“要你道什么歉啊。”于晓航断然拒绝。
“他们得知道真相。”
“我自己会跟他们说。”于晓航眼眶有些发红,“姐,我都多大的人了。你这儿还有那么多破事儿呢,就别操心我了。”
见于晓航如此坚决,李渔歌便也不再坚持:“好,那我们各自回家,各自交代。”
陈玉玲早已在家等候多时。
自打听说出事,她夜夜失眠,女儿在电话里声音沙哑,她很想再多问几句,但又怕给她太大压力,只能把满腹的担忧都咽了下去,默默按女儿吩咐遣散了工人,关停了工厂。
盼星星,盼月亮,终于盼到小院儿里传来声响。陈玉玲赶紧放下正在择的菜,三步并作两步冲到院子,抬眼就看到女儿灰败的脸。

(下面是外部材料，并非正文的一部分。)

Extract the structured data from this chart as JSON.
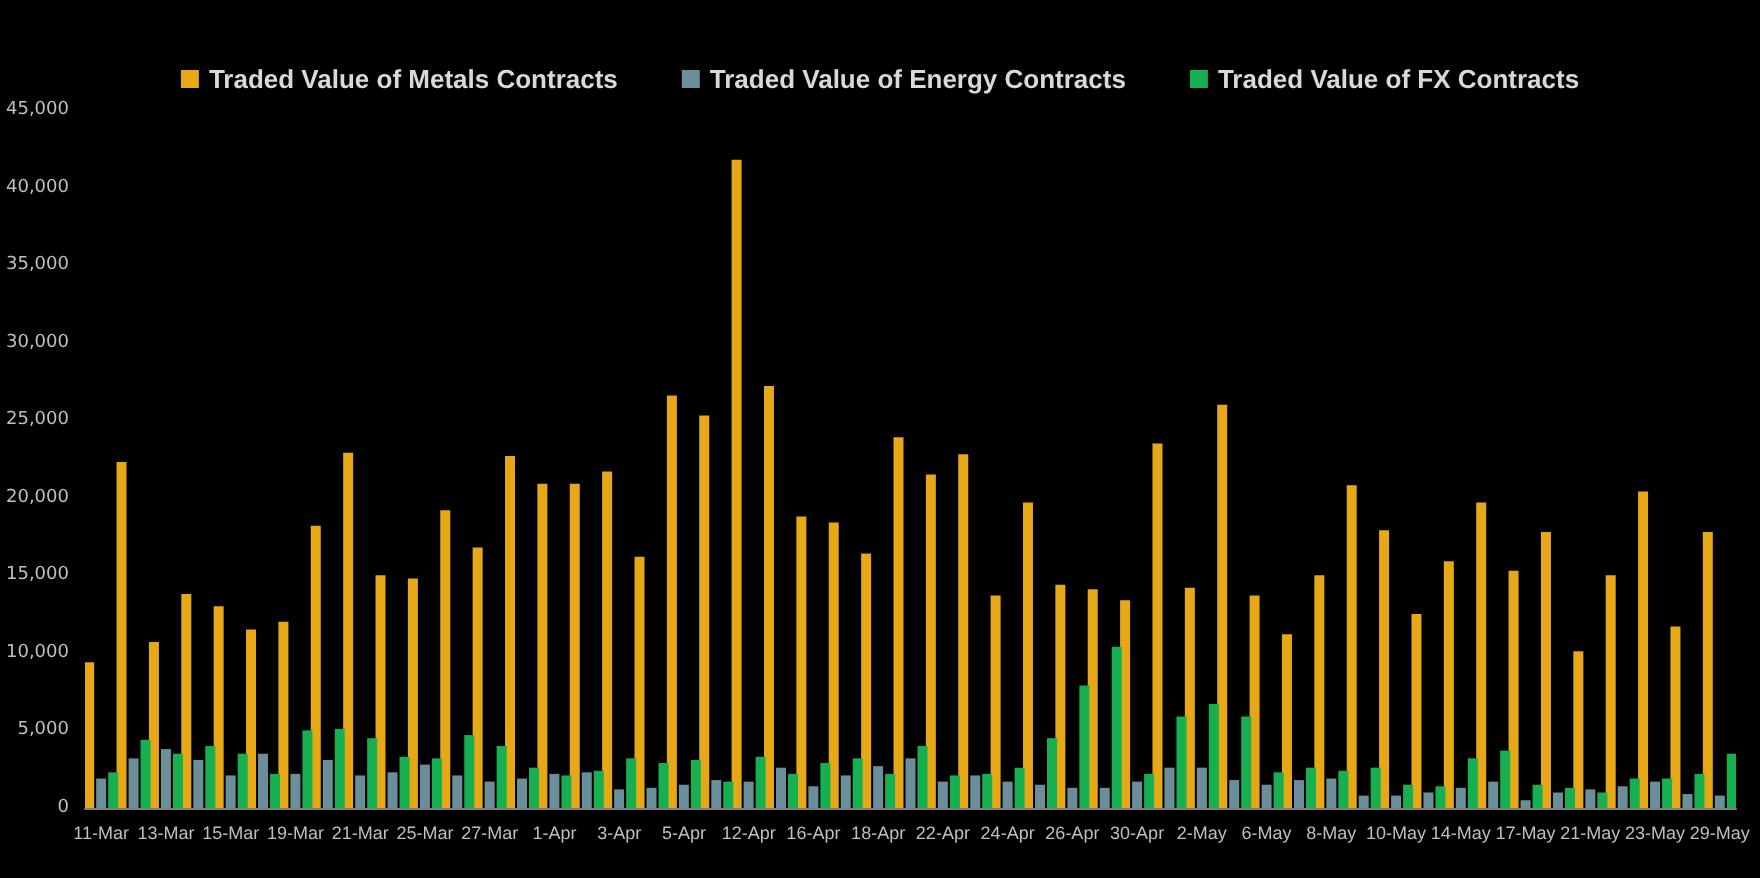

陈玉玲的心猛地往下一沉——这神色她太熟悉了,跟当年被冤枉退学时一模一样,看来事情比她想象得还要糟。
饭桌上,李渔歌低头扒拉了一口饭,嚼了好久都咽不下去。她沉默了好一会儿,终于开口:“爸妈,生意可能做不下去了,我得跟你们说实话。”
老两口同时停下筷子,李成志的眉头皱成了疙瘩。李渔歌鼓起勇气,艰难地把这几天的经历一五一十地复述了一遍,疲惫道:“现在还不清楚到底要赔多少钱,但你们别担心,我会自己想办法解决。”
陈玉玲急道:“我天天在厂里盯着,咱们的东西怎么可能有问题?他们不能这么冤枉人啊!”
“妈,没用的。”李渔歌苦笑,“就像大学那件事,即使我是被冤枉的,又能怎么办?”